Au moins trois lecteurs de mon précédent blog (peut-être d’autres ont-ils partagé le même jugement sans que j’en sois averti) m’ont accusé de n’avoir pas saisi le côté ironique, sinon critique, du jugement porté par le chroniquer du Temps (3 juin 2023): «Dire oui un jour et non le lendemain sur le même sujet, selon qu’on est chef de parti ou ministre, et gagner pour cela des galons de politicien respecté: c’est le miracle des institutions suisses.» Je réponds en disant qu’il n’y a pas de miracle en ce domaine; il n’y a là que la logique politique d’une démocratie représentative.
Dans une note rédigée en 1940, la philosophe française Simone Weil rédige un libelle au titre provoquant: Note sur la suppression générale des partis politiques. Ce libelle sera publié à Londres durant la guerre, lorsqu’elle travaillait à la ‘Direction intérieure de la France libre’. Cette note fut reprise après sa mort dans l’ouvrage publié par Albert Camus qui rassembla après-guerre plusieurs textes de la défunte philosophe sous le titre L’enracinement. L’argument est clair:
«La protection de la liberté de penser exige qu’il soit interdit par la loi à un groupement d’exprimer une opinion. Car lorsqu’un groupe se met à avoir des opinions, il tend inévitablement à les imposer à ses membres.»
Si j’accepte, sans y voir d’humour et encore moins d’ironie, la flèche du chroniqueur du Temps («Dire oui un jour et non le lendemain sur le même sujet, selon qu’on est chef de parti ou ministre») c’est que l’argument de la philosophe Simone Weil, aussi beau soit-il, ignore un principe politique fondamental.
L’argument de la philosophe repose sur la liberté de pensée, comme si la pensée était chose individuelle. Certes, je vois bien la pointe de son propos: exclure le dogmatisme (elle pensait au dogmatisme politique –l’idéologie– mais sa position s’applique aussi bien au dogmatisme religieux); car l’idéologie ou le dogme impose à chacun ce qui ne relève que de sa conscience et de son intelligence.
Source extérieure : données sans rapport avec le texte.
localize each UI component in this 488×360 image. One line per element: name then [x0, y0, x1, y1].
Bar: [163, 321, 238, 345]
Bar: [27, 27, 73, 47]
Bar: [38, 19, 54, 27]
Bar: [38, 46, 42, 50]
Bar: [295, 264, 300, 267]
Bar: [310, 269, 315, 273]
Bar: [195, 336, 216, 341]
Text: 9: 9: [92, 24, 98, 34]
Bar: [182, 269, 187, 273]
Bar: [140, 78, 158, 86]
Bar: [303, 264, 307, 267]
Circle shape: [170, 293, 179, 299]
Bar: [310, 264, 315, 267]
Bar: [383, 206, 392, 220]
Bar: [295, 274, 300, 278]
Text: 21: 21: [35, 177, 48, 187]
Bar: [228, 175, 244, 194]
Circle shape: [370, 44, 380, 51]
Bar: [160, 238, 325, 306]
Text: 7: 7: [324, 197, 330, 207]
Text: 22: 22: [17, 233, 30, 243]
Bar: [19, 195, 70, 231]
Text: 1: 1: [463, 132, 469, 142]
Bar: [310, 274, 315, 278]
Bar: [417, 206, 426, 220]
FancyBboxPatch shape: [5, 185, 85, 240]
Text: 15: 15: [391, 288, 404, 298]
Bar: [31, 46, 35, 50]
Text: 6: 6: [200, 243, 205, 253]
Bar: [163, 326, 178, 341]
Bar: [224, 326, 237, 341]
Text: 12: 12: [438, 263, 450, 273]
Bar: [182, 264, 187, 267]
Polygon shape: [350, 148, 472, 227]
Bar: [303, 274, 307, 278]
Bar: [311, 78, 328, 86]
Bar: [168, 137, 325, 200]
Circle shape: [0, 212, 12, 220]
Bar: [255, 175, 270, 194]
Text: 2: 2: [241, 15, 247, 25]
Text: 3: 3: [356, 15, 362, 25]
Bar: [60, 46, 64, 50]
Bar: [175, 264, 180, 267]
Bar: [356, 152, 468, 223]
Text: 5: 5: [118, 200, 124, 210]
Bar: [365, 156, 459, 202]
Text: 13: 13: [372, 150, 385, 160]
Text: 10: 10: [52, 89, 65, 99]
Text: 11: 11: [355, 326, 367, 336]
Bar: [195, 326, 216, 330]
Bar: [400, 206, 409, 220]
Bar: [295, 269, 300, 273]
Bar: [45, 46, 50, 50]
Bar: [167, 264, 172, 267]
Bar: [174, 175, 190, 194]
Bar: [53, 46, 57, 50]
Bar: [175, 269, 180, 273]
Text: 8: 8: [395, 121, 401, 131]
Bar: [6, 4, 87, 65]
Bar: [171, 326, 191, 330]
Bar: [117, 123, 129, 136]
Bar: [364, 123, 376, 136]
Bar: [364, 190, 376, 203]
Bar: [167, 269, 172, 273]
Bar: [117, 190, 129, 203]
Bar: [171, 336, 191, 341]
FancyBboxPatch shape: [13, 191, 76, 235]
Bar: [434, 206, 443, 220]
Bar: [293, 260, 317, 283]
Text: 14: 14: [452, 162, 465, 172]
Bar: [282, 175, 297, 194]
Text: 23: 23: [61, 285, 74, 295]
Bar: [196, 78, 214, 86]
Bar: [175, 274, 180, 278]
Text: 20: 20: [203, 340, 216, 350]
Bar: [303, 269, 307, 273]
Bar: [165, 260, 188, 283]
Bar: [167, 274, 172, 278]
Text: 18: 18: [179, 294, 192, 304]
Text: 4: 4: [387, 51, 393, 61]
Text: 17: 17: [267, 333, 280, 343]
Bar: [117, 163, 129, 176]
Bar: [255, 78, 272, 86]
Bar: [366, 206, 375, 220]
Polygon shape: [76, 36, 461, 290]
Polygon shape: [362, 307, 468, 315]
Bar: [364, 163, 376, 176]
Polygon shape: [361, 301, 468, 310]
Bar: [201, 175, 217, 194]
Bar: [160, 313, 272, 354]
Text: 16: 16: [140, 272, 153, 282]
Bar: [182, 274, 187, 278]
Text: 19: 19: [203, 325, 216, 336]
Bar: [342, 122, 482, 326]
J’ajoute même que c’est un principe de santé intellectuelle et morale. (La santé consiste à réagir aux ‘infidélités’ du milieu, comme disait le professeur de médecine Georges Canguilhem, c’est à dire, dans le cas présent, à ne pas se ‘couler’ –aux deux sens du terme– dans la pensée élaborer par autrui. On parle aussi de ‘langue de bois’.)
Mais, aussi respectable soit-elle, la pensée de chacun en matière politique, vise nécessairement la transformation de l’environnement écologique et social. Et pour cela, la force des idées (bonnes ou mauvaises) est insuffisante. Les idées doivent transiger avec les forces adverses qui possèdent a priori une légitimité identique. C’est pourquoi adopter un point de vue commun qui ne satisfasse pas pleinement l’idée conçue en son âme et conscience, c’est non seulement indispensable pour l’action politique –pour faire poids– mais encore signe d’une maturité intellectuelle.
Pour en revenir au cas qui nous occupe, un chef de parti n’ayant pas la responsabilité du gouvernement, peut défendre sans grand risque l’idéologie particulière de son parti. Une fois au pouvoir, il devra nécessairement composer avec les autres forces politiques en présence. Cela ne relève d’aucun miracle helvétique, mais simplement de la logique des forces en présence. On est plus fort à plusieurs; ce qui implique des positions communes qui, souvent, ne correspondent jamais parfaitement à sa propre pensée. D’où les compromis nécessaires. Avoir raison tout seul, c’est non seulement tomber dans l’illusion que l’on puisse penser tout seul, mais encore s’interdire de mener une vie politique.